Isle soldier is lauded as hometown hero
Henry Kahalewai Jr. dies after being hit by a bomb in Iraq
HILO » Family members remembered Army Sgt. Henry Kahalewai Jr. as a hometown hero who died serving his fourth tour in Iraq.
Kahalewai, born and raised in Hilo, died Friday at a hospital in Texas after being hit two weeks earlier by a roadside bomb in Iraq while on patrol with his unit's Stryker vehicle.
America has lost another good man, said Joseph Aguiar, Kahalewai's cousin.
"This is our hero," he said yesterday. "I want the people of Hawaii to know what they lost."
Kahalewai, 44, had served two tours of duty during and after the Desert Storm campaign to liberate Kuwait in 1991, then two more tours during the current war in Iraq.
"He went back when the president called. He was not a scarecrow. He jumped right back into it," Aguiar said.
Kahalewai's son, Aaron, said, "The military, the Army, that was his thing.
"He left Hilo when he was about 25. He served 19 in the military. He was about ready to retire."
As of yesterday the death had not been confirmed by the Pentagon.
Kahalewai was first treated in Germany and later transferred to Houston, where he died with his son and other relatives by his side.
Kahalewai had been assigned to tank duty, but a little more than two weeks ago, he was patrolling with a Stryker. He was on the vehicle rather than inside, Aguiar said. That was how the blast hit him, taking one leg and spraying his body with shrapnel.
The Army brought his father, siblings, son and daughters to see him. The doctors could not stop an infection that the wounds caused.
Now Aguiar waits for word on when Kahalewai's father will bring him home.
Kahalewai came from a family of responsible people, Aguiar said.
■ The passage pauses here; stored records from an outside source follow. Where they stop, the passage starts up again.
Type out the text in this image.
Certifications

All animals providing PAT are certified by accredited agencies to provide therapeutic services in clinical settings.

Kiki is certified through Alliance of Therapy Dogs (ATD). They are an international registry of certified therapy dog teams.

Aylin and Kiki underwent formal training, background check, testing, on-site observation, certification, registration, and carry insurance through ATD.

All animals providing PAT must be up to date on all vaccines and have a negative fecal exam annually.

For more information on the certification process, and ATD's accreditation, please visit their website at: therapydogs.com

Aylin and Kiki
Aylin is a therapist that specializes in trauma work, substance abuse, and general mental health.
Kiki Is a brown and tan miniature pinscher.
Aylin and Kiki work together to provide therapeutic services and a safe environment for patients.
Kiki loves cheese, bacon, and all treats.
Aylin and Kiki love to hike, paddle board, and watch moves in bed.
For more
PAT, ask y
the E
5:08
Henry Sr. had driven the special truck that carried the mirror of the Subaru Telescope to the summit of Mauna Kea when it was under construction.
Henry Jr. remained emotionally close to his father. They would go diving in the ocean together as "Junior" did when he was a boy.
But when he graduated from Hilo High School, there was little work in Hilo.
Kahalewai married Debbie Ganagan and joined the Army. They lived in Tacoma, Wash., and raised three children, now grown, Aguiar said.
Kahalewai spent 19 years in the Army and was looking forward to completing 20 years so he could retire.
Now Debbie will be coming home to Hilo, too, Aguiar said, noting that with her children grown, she will have no reason to remain in Tacoma.
The Kahalewai family is huge, and Aguiar is getting repeated phone calls from members wanting information.
Henry Sr. calls home with some details, and each time information reaches the family, they start crying again, Aguiar said.